Dev Machine Cleanup
Security checks across malware telemetry and agentic risk
Overview
The skill is purpose-aligned for cleanup, but it would asynchronously SSH into a development machine and delete files/Docker images without clear credential scoping, confirmation, or enforceable safeguards.
Install or invoke this only if you trust the agent to use SSH on the datax development machine. Before use, add a dry-run and explicit approval step, confirm the exact host/account/path scope, make Docker pruning optional, and ensure you can review or cancel any background cleanup run.
VirusTotal
66/66 vendors flagged this skill as clean.
Risk analysis
Artifact-based informational review of SKILL.md, metadata, install specs, static scan signals, and capability signals. ClawScan does not execute the skill or run runtime probes.

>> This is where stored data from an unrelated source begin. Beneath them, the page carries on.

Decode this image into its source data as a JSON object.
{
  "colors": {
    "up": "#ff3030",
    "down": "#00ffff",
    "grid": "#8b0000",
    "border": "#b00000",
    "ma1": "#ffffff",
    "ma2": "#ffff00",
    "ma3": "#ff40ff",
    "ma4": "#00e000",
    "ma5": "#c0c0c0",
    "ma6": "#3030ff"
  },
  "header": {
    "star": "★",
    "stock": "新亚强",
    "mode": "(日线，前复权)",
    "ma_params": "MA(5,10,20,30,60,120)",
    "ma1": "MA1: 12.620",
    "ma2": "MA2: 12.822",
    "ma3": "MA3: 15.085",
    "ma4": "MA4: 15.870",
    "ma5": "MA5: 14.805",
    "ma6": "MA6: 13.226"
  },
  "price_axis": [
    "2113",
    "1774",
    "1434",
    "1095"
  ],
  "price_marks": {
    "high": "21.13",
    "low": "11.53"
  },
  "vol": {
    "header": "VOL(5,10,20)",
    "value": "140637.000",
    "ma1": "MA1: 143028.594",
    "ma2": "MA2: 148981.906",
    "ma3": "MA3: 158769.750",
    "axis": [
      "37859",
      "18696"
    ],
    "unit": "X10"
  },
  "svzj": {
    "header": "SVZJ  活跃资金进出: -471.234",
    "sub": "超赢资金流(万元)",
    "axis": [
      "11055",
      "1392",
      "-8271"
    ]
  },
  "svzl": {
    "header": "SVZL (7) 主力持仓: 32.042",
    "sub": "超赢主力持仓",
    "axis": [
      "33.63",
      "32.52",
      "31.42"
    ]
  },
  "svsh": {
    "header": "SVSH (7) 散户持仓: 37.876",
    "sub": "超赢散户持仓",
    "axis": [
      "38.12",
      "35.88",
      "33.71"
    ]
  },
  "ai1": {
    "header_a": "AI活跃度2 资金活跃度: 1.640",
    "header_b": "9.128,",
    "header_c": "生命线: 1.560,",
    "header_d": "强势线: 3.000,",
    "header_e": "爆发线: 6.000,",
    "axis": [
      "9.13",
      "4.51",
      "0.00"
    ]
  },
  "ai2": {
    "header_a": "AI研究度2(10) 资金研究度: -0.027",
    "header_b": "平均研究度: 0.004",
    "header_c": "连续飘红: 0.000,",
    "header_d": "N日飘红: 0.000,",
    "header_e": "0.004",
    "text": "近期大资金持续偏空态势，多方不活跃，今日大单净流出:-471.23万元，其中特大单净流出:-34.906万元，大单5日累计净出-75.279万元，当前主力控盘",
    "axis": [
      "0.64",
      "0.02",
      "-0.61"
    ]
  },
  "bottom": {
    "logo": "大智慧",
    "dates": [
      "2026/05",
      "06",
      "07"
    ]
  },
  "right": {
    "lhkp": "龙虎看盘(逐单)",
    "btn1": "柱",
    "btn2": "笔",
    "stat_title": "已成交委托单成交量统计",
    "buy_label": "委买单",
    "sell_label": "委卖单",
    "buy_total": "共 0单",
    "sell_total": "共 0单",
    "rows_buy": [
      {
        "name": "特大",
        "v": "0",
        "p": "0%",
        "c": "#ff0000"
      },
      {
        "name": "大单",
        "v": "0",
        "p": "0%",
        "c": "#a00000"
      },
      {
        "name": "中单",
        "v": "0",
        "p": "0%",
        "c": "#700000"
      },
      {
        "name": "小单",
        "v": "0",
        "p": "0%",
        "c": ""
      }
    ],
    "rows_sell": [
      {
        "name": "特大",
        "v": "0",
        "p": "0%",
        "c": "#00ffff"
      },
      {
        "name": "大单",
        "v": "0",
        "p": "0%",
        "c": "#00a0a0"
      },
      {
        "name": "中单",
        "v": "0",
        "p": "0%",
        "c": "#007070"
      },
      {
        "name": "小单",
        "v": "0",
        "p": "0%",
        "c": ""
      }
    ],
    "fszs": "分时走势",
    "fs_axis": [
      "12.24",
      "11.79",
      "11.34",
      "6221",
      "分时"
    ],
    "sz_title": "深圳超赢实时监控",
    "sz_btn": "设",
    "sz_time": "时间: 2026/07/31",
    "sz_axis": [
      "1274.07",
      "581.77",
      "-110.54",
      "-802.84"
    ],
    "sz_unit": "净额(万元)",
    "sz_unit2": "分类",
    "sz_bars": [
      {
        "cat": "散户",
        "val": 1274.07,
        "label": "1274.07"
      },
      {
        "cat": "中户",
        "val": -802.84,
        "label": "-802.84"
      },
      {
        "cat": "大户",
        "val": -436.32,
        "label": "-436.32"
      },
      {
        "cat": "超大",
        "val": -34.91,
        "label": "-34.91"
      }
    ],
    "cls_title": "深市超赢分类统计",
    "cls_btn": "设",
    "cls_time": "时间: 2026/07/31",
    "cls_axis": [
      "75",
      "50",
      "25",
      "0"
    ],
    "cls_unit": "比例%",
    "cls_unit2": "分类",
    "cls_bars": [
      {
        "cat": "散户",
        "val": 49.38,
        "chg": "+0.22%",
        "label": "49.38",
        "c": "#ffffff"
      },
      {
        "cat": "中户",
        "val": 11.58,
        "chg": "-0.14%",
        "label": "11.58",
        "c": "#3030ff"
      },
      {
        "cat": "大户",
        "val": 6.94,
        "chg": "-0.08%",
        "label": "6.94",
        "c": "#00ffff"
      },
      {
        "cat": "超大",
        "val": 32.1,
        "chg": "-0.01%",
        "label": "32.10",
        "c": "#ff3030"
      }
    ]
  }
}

If invoked accidentally or if files match the broad patterns unexpectedly, the agent could delete useful logs, temporary files, or Docker images from the development machine.
The skill instructs a sub-agent to run destructive shell commands on a remote development machine, including forced Docker image pruning, without a dry-run, approval gate, backup, or rollback step.
find /mnt/www -name '*.log' -mtime +7 -delete find /mnt/www -name 'tmp_*' -mtime +3 -delete docker image prune -f
Require an explicit confirmation after showing a dry-run count/list, add path and file exclusions, make Docker pruning separately opt-in, and document rollback or backup expectations.
The agent may use whatever SSH identity or local configuration is available, making it unclear which account and permissions will be used to mutate the remote machine.
The skill assumes SSH access to a named development machine and authority to delete files and prune Docker images, while the registry metadata declares no primary credential, required environment variables, or required config paths.
SSH 到 datax 开发机,执行:
Declare the required SSH host, user, credential/config source, and minimum privileges; use a least-privileged cleanup account and require user confirmation before using it.
Users may over-trust the cleanup as safe even though the artifact does not show checks that actually prevent deletion of important matching files.
The stated safety boundary is stronger than the shown commands: the commands only filter by path, filename pattern, and age, and do not verify whether matching files are business data or otherwise important.
安全边界: - ❌ 不删除业务数据文件 - ❌ 不删除配置文件
Replace broad safety claims with enforceable controls, such as dry-run review, allowlisted directories, denylisted extensions/paths, service-owner approval, and explicit reporting of what will be removed.
Cleanup may continue in the background after the user moves on, increasing the chance that a mistaken invocation is not noticed immediately.
The skill intentionally uses an asynchronous child agent to continue cleanup while the main conversation proceeds. This is disclosed and purpose-aligned, but it matters because the child agent performs destructive operations.
sessions_spawn({
agentId: "agent-ge",
task: "清理开发机日志和临时文件",
mode: "run",
streamTo: "parent",
label: "dev-cleanup"
})Add clear start/stop/cancel behavior, prevent overlapping runs, and require confirmation before the child agent executes deletion commands.
Operational details about the development machine may be kept and reused in later sessions.
The skill stores cleanup results in persistent memory. This appears purpose-aligned, but it creates retained context about host names, disk usage, and cleanup activity.
清理结果记录到 `memory/dev-cleanup-YYYY-MM-DD.md`
Store only minimal non-sensitive summaries, avoid secrets or detailed paths, and provide a way to review or delete the memory entry.